Despite the technical nature of robotics, students say prior experience is not required to join. The team offers training that helps new members learn specialized skills and find a role that fits their interests.
“The team is very inclusive and has an in-depth off-season training program dedicated to students learning the [necessary] tools,” Keyerleber said. “This allows them to diversify into one of four fields: software, design and CAD, fabrication or scouting. It is possible for anyone, regardless of tenure, to have a meaningful contribution to the robot.”
Team members say the experience extends beyond building machines. The program emphasizes professional collaboration, project management and skills often taught in college or industry settings.
“The most valuable part of the robotics team is gaining firsthand experience with professional workflows,” Keyerleber said. “Our season mirrors a real-world corporate environment, where subteams collaborate through design reviews, iterative prototyping and rigorous software debugging within a standard engineering design cycle.”
Senior Karina Krishnan said that the environment becomes especially intense during competitions, where preparation meets real-time performance.

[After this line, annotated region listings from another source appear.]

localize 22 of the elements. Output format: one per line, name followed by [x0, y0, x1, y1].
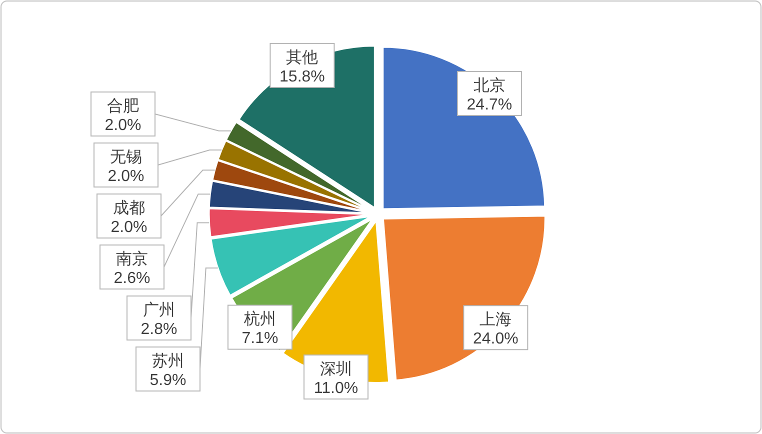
- slice-label: 南京: [116, 250, 148, 268]
- data-label: 2.6%: [114, 270, 150, 287]
- data-label: 5.9%: [150, 372, 186, 389]
- data-label: 11.0%: [314, 380, 358, 397]
- slice-label: 成都: [113, 199, 145, 217]
- data-label: 15.8%: [280, 68, 325, 86]
- slice-label: 杭州: [242, 310, 276, 328]
- slice-label: 广州: [143, 301, 175, 319]
- slice-label: 上海: [480, 310, 512, 329]
- slice-label: 无锡: [110, 149, 142, 166]
- slice-label: 北京: [473, 76, 506, 94]
- data-label: 24.7%: [466, 96, 512, 114]
- slice-label: 深圳: [320, 360, 352, 378]
- data-label: 2.0%: [108, 168, 144, 185]
- data-label: 2.0%: [110, 219, 148, 236]
- data-label: 7.1%: [242, 330, 278, 348]
- slice-label: 苏州: [152, 352, 184, 370]
- data-label: 2.8%: [140, 321, 178, 338]
- slice-label: 合肥: [107, 97, 139, 115]
- data-label: 2.0%: [104, 117, 142, 134]
- data-label: 24.0%: [473, 330, 518, 348]
- slice-label: 其他: [286, 48, 318, 66]
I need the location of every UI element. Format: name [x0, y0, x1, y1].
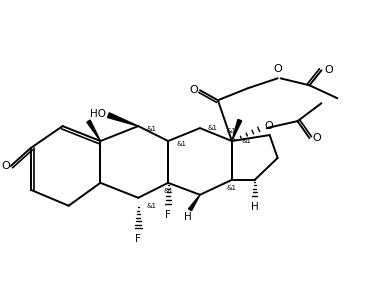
Text: O: O [190, 85, 198, 95]
Text: O: O [265, 121, 274, 131]
Text: &1: &1 [208, 125, 218, 131]
Text: &1: &1 [176, 141, 186, 147]
Text: O: O [273, 64, 282, 74]
Text: O: O [325, 65, 333, 75]
Polygon shape [189, 195, 200, 211]
Text: O: O [312, 133, 321, 143]
Text: F: F [165, 210, 171, 220]
Text: O: O [2, 161, 10, 171]
Text: &1: &1 [146, 203, 156, 209]
Polygon shape [232, 119, 241, 141]
Text: &1: &1 [242, 138, 252, 144]
Text: H: H [251, 202, 259, 212]
Polygon shape [87, 120, 100, 141]
Polygon shape [107, 113, 138, 126]
Text: &1: &1 [146, 126, 156, 132]
Text: HO: HO [91, 109, 106, 119]
Text: &1: &1 [163, 188, 173, 194]
Text: &1: &1 [227, 128, 237, 134]
Text: F: F [135, 234, 141, 243]
Text: H: H [184, 212, 192, 222]
Text: &1: &1 [227, 185, 237, 191]
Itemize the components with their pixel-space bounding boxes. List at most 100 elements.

“Serving on the pit crew means embracing controlled chaos, troubleshooting and repairing the robot under tight time constraints, while scouting requires focus and strategic thinking in a less hectic environment,” Krishnan said. “When a match is close, or it’s the finals, the energy is unforgettable.”
For Krishnan, the most rewarding moments come when months of work finally pay off.
“After dedicating countless hours in the off-season to sharpening our skills and spending the season designing and building our robot, the most rewarding moment comes during competition,” she said. “Watching a subsystem I helped design perform reliably and effectively makes all the hard work worthwhile.”
One of Krishnan’s favorite moments came when the team qualified for the world championship last year.
“Going to [the world championship] in Houston and being able to meet people from teams all around the world was an extremely fun and memorable moment,” Krishnan said.
Robotics also shapes long-term academic and career goals.
“Robotics inspired me to pursue an engineering degree in my future studies,” Krishnan said.